Alaska's liquor-license office is buried — and says it's worse than the numbers show
Alaska's liquor-license office has a 59-deep backlog, a 1,200-renewal pile, and a memo basically saying it's worse than that. Cheers.
If you're waiting on a liquor license in Alaska, you're in a long line — and the people processing it are telling their bosses they're underwater.
The state's Alcohol and Marijuana Control Office is sitting on 59 unprocessed license applications, some filed back in January. They're split between brand-new licenses and transfers from one owner to another — businesses trying to open or change hands. Every one is a bar, restaurant, or store waiting on permission to legally sell alcohol while the paperwork stalls.

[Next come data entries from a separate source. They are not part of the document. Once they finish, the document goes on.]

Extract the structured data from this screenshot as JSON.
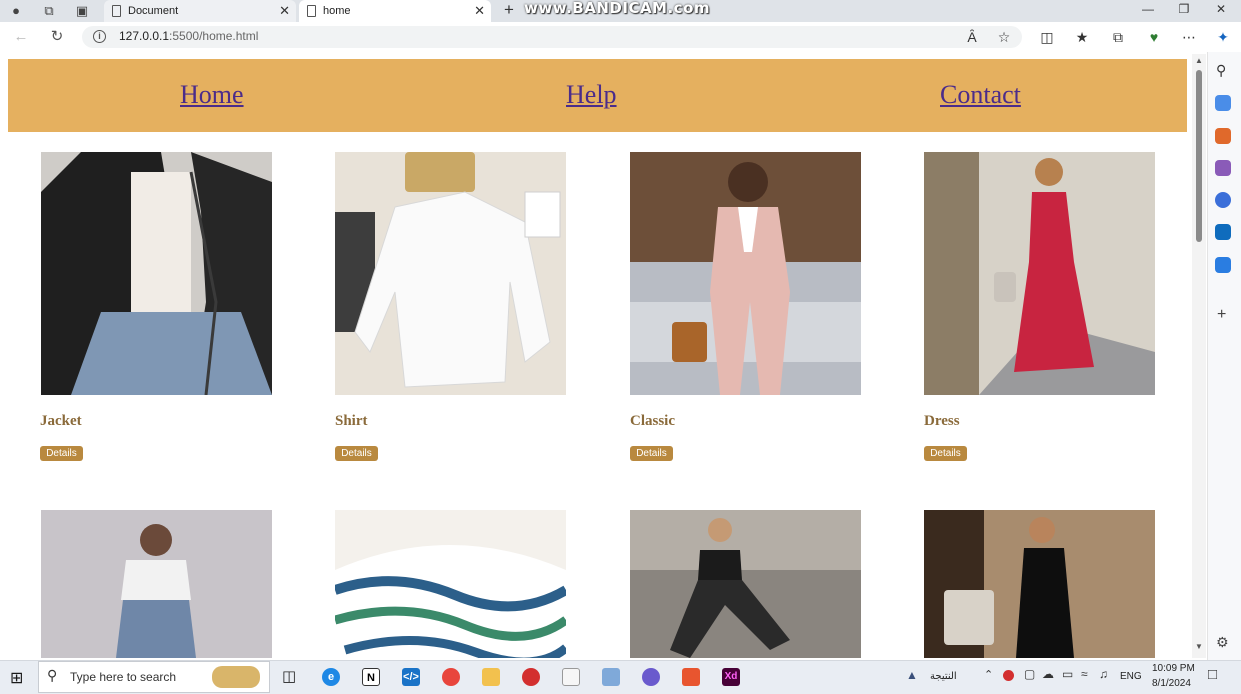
{
  "browser": {
    "tabs": [
      {
        "title": "Document",
        "active": false
      },
      {
        "title": "home",
        "active": true
      }
    ],
    "recording_watermark": "www.BANDICAM.com",
    "url_host": "127.0.0.1",
    "url_path": ":5500/home.html"
  },
  "navbar": {
    "links": [
      "Home",
      "Help",
      "Contact"
    ],
    "background": "#e5b05f",
    "link_color": "#4b2c8a"
  },
  "products": [
    {
      "name": "Jacket",
      "button": "Details"
    },
    {
      "name": "Shirt",
      "button": "Details"
    },
    {
      "name": "Classic",
      "button": "Details"
    },
    {
      "name": "Dress",
      "button": "Details"
    }
  ],
  "second_row_images": [
    "white-top-jeans-photo",
    "striped-blouse-photo",
    "sportswear-photo",
    "black-dress-photo"
  ],
  "taskbar": {
    "search_placeholder": "Type here to search",
    "weather_label": "النتيجة",
    "language": "ENG",
    "time": "10:09 PM",
    "date": "8/1/2024"
  },
  "colors": {
    "button_bg": "#b9893f",
    "product_name": "#8a6a3a"
  }
}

That's just the backlog. On top of it, nearly 1,200 licenses are up for their regular renewal this cycle. Most are moving, but a couple hundred are still stuck in the queue.
And here's the part the office wants its board to understand: even those numbers undersell the load. In a June 17 memo, licensing supervisor Sonya Irwin laid out the count, then warned that it leaves out most of what her staff do all day — taking in applications, fielding phone calls and emails, processing ownership and name changes, training new hires, and covering for empty positions.
The biggest drain is a project that's supposed to help. AMCO is rolling out a new online licensing system, AK-ACCIS, which means staff are testing and running the new one while keeping the old one alive — doing the same job twice through the changeover.
The upshot for businesses is simple: expect to wait.